Key figures in the Israeli establishment initially rallied to condemn the attack, with Prime Minister Benjamin Netanyahu saying, “I am shocked over this reprehensible and horrific act.” Israel’s Education Minister, Naftali Bennett, tweeted: “It’s not a hate crime or price tag, it’s murder. Terror is terror is terror.”
The killing of the family sparked an outcry across the occupied Palestinian territories which continued throughout autumn 2015. Combined with clashes at Jerusalem’s Al-Aqsa Mosque, the killing of the Dawabshehs was believed to have motivated the upsurge in protests and stabbings that left four Israelis and 14 Palestinians dead.
Ahmed was the only member of the family to survive the attack. He was treated in the intensive care unit in Tel HaShomer Hospital for five months and underwent a total of ten surgeries, including skin grafts. Almost a year after the attack, in June 2016, Ahmed could be seen with scars on the right side of his face and hands while attending the Palestine Media Forum in Istanbul, Turkey with his uncle Nassr. Two months later, Ahmed’s condition deteriorated and he was re-admitted to hospital. He remains under the guardianship of Nassr and his grandfather, Hussein.
What happened next?
In January 2016, Ben-Uliel and the 16-year-old minor were indicted for carrying out the arson attack. Ben-Uliel faced charges of three counts of murder, while the minor faced charges of conspiring to commit a murder. Ben-Uliel admitted firebombing the Dawabsheh house and his involvement in six other racially-motivated attacks on Palestinian villages.

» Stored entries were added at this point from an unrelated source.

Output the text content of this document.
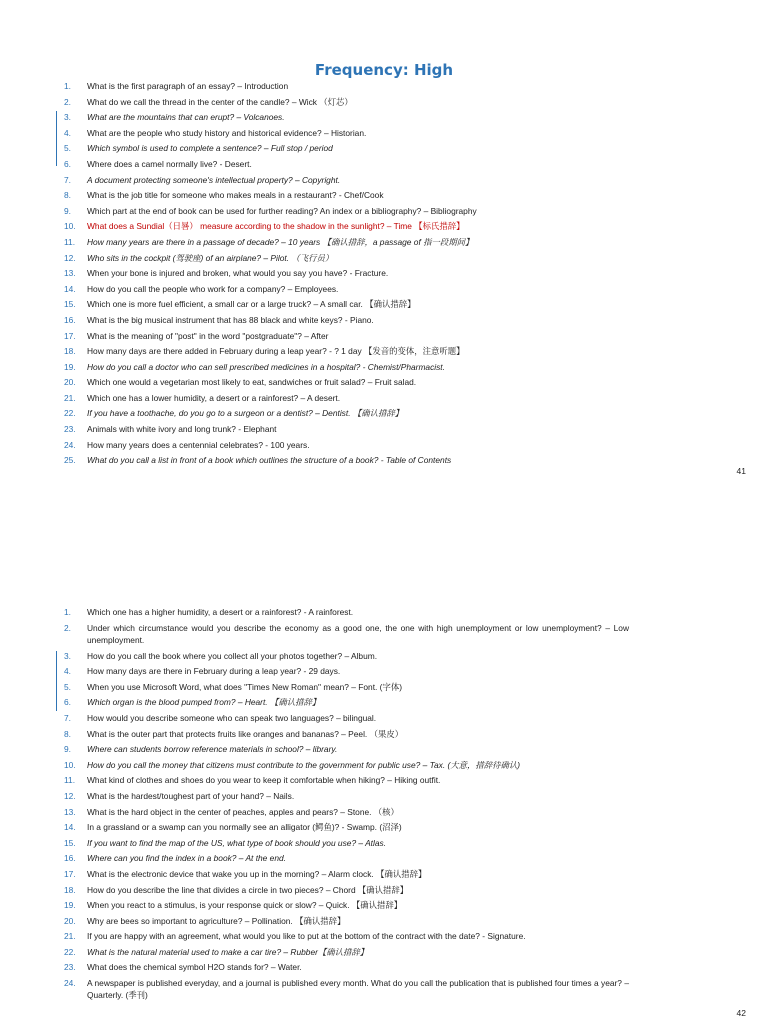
Frequency: High
1.	What is the first paragraph of an essay? – Introduction
2.	What do we call the thread in the center of the candle? – Wick （灯芯）
3.	What are the mountains that can erupt? – Volcanoes.
4.	What are the people who study history and historical evidence? – Historian.
5.	Which symbol is used to complete a sentence? – Full stop / period
6.	Where does a camel normally live? - Desert.
7.	A document protecting someone's intellectual property? – Copyright.
8.	What is the job title for someone who makes meals in a restaurant? - Chef/Cook
9.	Which part at the end of book can be used for further reading? An index or a bibliography? – Bibliography
10.	What does a Sundial（日晷） measure according to the shadow in the sunlight? – Time 【标氏措辞】
11.	How many years are there in a passage of decade? – 10 years 【确认措辞，a passage of 指一段期间】
12.	Who sits in the cockpit (驾驶座) of an airplane? – Pilot. （飞行员）
13.	When your bone is injured and broken, what would you say you have? - Fracture.
14.	How do you call the people who work for a company? – Employees.
15.	Which one is more fuel efficient, a small car or a large truck? – A small car. 【确认措辞】
16.	What is the big musical instrument that has 88 black and white keys? - Piano.
17.	What is the meaning of "post" in the word "postgraduate"? – After
18.	How many days are there added in February during a leap year? - ? 1 day 【发音的变体，注意听题】
19.	How do you call a doctor who can sell prescribed medicines in a hospital? - Chemist/Pharmacist.
20.	Which one would a vegetarian most likely to eat, sandwiches or fruit salad? – Fruit salad.
21.	Which one has a lower humidity, a desert or a rainforest? – A desert.
22.	If you have a toothache, do you go to a surgeon or a dentist? – Dentist. 【确认措辞】
23.	Animals with white ivory and long trunk? - Elephant
24.	How many years does a centennial celebrates? - 100 years.
25.	What do you call a list in front of a book which outlines the structure of a book? - Table of Contents
41
1.	Which one has a higher humidity, a desert or a rainforest? - A rainforest.
2.	Under which circumstance would you describe the economy as a good one, the one with high unemployment or low unemployment? – Low unemployment.
3.	How do you call the book where you collect all your photos together? – Album.
4.	How many days are there in February during a leap year? - 29 days.
5.	When you use Microsoft Word, what does "Times New Roman" mean? – Font. (字体)
6.	Which organ is the blood pumped from? – Heart. 【确认措辞】
7.	How would you describe someone who can speak two languages? – bilingual.
8.	What is the outer part that protects fruits like oranges and bananas? – Peel. （果皮）
9.	Where can students borrow reference materials in school? – library.
10.	How do you call the money that citizens must contribute to the government for public use? – Tax. (大意，措辞待确认)
11.	What kind of clothes and shoes do you wear to keep it comfortable when hiking? – Hiking outfit.
12.	What is the hardest/toughest part of your hand? – Nails.
13.	What is the hard object in the center of peaches, apples and pears? – Stone. （核）
14.	In a grassland or a swamp can you normally see an alligator (鳄鱼)? - Swamp. (沼泽)
15.	If you want to find the map of the US, what type of book should you use? – Atlas.
16.	Where can you find the index in a book? – At the end.
17.	What is the electronic device that wake you up in the morning? – Alarm clock. 【确认措辞】
18.	How do you describe the line that divides a circle in two pieces? – Chord 【确认措辞】
19.	When you react to a stimulus, is your response quick or slow? – Quick. 【确认措辞】
20.	Why are bees so important to agriculture? – Pollination. 【确认措辞】
21.	If you are happy with an agreement, what would you like to put at the bottom of the contract with the date? - Signature.
22.	What is the natural material used to make a car tire? – Rubber【确认措辞】
23.	What does the chemical symbol H2O stands for? – Water.
24.	A newspaper is published everyday, and a journal is published every month. What do you call the publication that is published four times a year? – Quarterly. (季刊)
42
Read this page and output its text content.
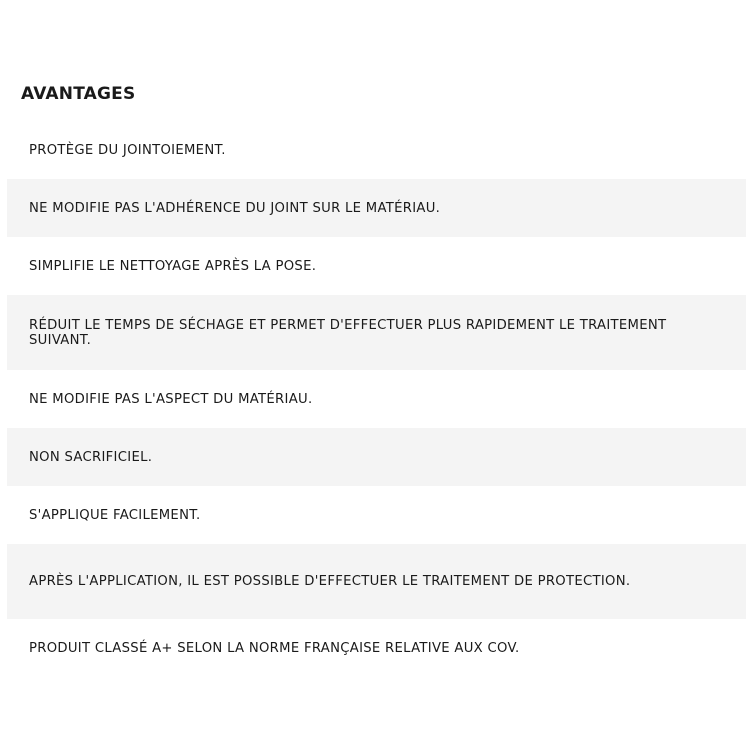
AVANTAGES
PROTÈGE DU JOINTOIEMENT.
NE MODIFIE PAS L'ADHÉRENCE DU JOINT SUR LE MATÉRIAU.
SIMPLIFIE LE NETTOYAGE APRÈS LA POSE.
RÉDUIT LE TEMPS DE SÉCHAGE ET PERMET D'EFFECTUER PLUS RAPIDEMENT LE TRAITEMENT SUIVANT.
NE MODIFIE PAS L'ASPECT DU MATÉRIAU.
NON SACRIFICIEL.
S'APPLIQUE FACILEMENT.
APRÈS L'APPLICATION, IL EST POSSIBLE D'EFFECTUER LE TRAITEMENT DE PROTECTION.
PRODUIT CLASSÉ A+ SELON LA NORME FRANÇAISE RELATIVE AUX COV.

Despite initial condemnation, on 3 May 2017 Israel refused to pay compensation to Ahmed and the Dawabsheh family. Yousef Jabareen MK had demanded that Israel’s Defence Minister, Avigdor Lieberman, recognise the Dawabsheh family as victims of a terrorist act and therefore entitled to compensation. In a statement, Jabareen stressed that, “If we were talking about Jewish settlers hurt by Palestinians, the victims would automatically receive compensation.” Lieberman responded with an official letter to Jabareen stating that compensation would not be paid.
On 11 May 2018, members of the extended Dawabsheh family were subjected to a second arson attack. “A group of settlers attacked my home at dawn,” explained Yasser Dawabsheh, “breaking a window and throwing a Molotov cocktail inside before fleeing the scene.” Fire crews were able to control the fire before the house burned down.

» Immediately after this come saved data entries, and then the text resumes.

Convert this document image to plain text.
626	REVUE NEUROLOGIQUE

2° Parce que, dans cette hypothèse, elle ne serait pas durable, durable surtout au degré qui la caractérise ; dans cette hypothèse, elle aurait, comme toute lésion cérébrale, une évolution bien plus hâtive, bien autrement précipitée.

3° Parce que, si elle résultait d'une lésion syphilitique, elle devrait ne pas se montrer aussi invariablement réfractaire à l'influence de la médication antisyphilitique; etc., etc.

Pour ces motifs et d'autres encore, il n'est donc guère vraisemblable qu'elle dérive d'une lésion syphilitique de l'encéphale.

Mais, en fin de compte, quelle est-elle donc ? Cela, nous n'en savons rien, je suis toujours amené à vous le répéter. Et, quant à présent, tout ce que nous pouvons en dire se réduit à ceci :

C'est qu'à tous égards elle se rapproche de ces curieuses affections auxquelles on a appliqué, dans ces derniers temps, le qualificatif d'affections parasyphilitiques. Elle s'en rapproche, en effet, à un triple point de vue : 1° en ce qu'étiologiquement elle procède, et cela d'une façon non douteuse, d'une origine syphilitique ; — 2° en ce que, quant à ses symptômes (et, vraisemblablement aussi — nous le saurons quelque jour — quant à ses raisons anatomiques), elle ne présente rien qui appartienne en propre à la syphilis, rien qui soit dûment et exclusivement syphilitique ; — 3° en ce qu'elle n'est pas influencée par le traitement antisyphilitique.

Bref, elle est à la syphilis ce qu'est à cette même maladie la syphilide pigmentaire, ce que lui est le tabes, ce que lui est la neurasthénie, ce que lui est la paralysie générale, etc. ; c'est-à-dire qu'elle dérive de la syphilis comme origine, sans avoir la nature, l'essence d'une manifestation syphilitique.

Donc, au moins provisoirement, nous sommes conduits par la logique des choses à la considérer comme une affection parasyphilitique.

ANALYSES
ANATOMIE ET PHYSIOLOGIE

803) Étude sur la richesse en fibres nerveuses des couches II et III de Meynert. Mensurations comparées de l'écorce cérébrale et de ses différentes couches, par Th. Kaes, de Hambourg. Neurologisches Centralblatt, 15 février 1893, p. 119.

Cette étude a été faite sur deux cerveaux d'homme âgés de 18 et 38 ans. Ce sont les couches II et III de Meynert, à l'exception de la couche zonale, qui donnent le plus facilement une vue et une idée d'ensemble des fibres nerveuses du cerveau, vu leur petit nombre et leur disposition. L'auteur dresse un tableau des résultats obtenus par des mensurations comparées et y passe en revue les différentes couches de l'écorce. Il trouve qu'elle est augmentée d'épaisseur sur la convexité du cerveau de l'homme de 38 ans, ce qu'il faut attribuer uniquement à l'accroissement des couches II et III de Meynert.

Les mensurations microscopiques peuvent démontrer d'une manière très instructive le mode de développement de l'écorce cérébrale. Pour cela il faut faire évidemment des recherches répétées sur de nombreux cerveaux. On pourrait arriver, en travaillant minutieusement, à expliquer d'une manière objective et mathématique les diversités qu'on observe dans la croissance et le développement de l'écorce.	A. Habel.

As the trial of Ben-Uliel continued into June, right-wing Israeli activists taunted members of the Dawabsheh family outside the courthouse in Lod, east of Tel Aviv. “Where is Ali?” the hecklers shouted, “Ali’s dead… Ali’s on the grill.” They were laughing as they heckled. Although 20 Israeli police officers were said to be at the scene, they made no move to stop the protesters.

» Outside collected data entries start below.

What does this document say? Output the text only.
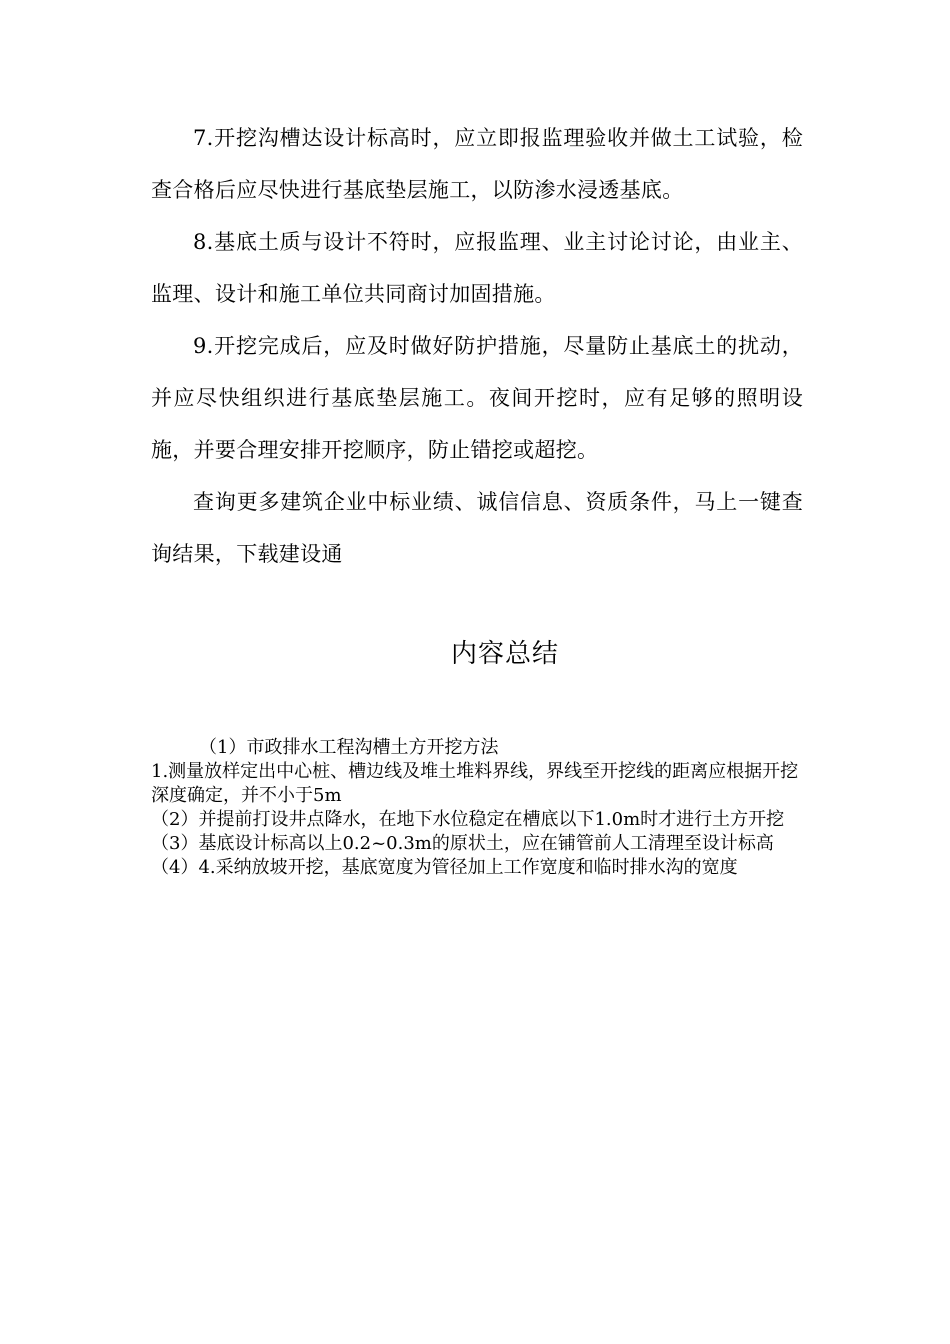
7.开挖沟槽达设计标高时，应立即报监理验收并做土工试验，检查合格后应尽快进行基底垫层施工，以防渗水浸透基底。

8.基底土质与设计不符时，应报监理、业主讨论讨论，由业主、监理、设计和施工单位共同商讨加固措施。

9.开挖完成后，应及时做好防护措施，尽量防止基底土的扰动，并应尽快组织进行基底垫层施工。夜间开挖时，应有足够的照明设施，并要合理安排开挖顺序，防止错挖或超挖。

查询更多建筑企业中标业绩、诚信信息、资质条件，马上一键查询结果，下载建设通

内容总结

（1）市政排水工程沟槽土方开挖方法

1.测量放样定出中心桩、槽边线及堆土堆料界线，界线至开挖线的距离应根据开挖深度确定，并不小于5m

（2）并提前打设井点降水，在地下水位稳定在槽底以下1.0m时才进行土方开挖

（3）基底设计标高以上0.2~0.3m的原状土，应在铺管前人工清理至设计标高

（4）4.采纳放坡开挖，基底宽度为管径加上工作宽度和临时排水沟的宽度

On 21 June 2018, an Israeli court threw out the confession of the 16-year-old settler. The court ruled that it had been obtained under duress and was therefore inadmissible. Omar Khamaisi, a lawyer for the Dawabsheh family, told MEMO that, “The minor was not accused of murder, but prior planning and plotting. His confessions and statement referring to the activities of revenge, of burning and sabotaging Palestinian properties, were taken and accepted.” The confession of Ben-Uliel was deemed admissible, though, with the Times of Israel reporting that, “Judges determined that enough time had passed between when he was tortured and when he admitted to the crime.”
In July 2018, Israel’s Central District Court ordered the minor be released to house arrest. Ben-Uliel remains under investigation.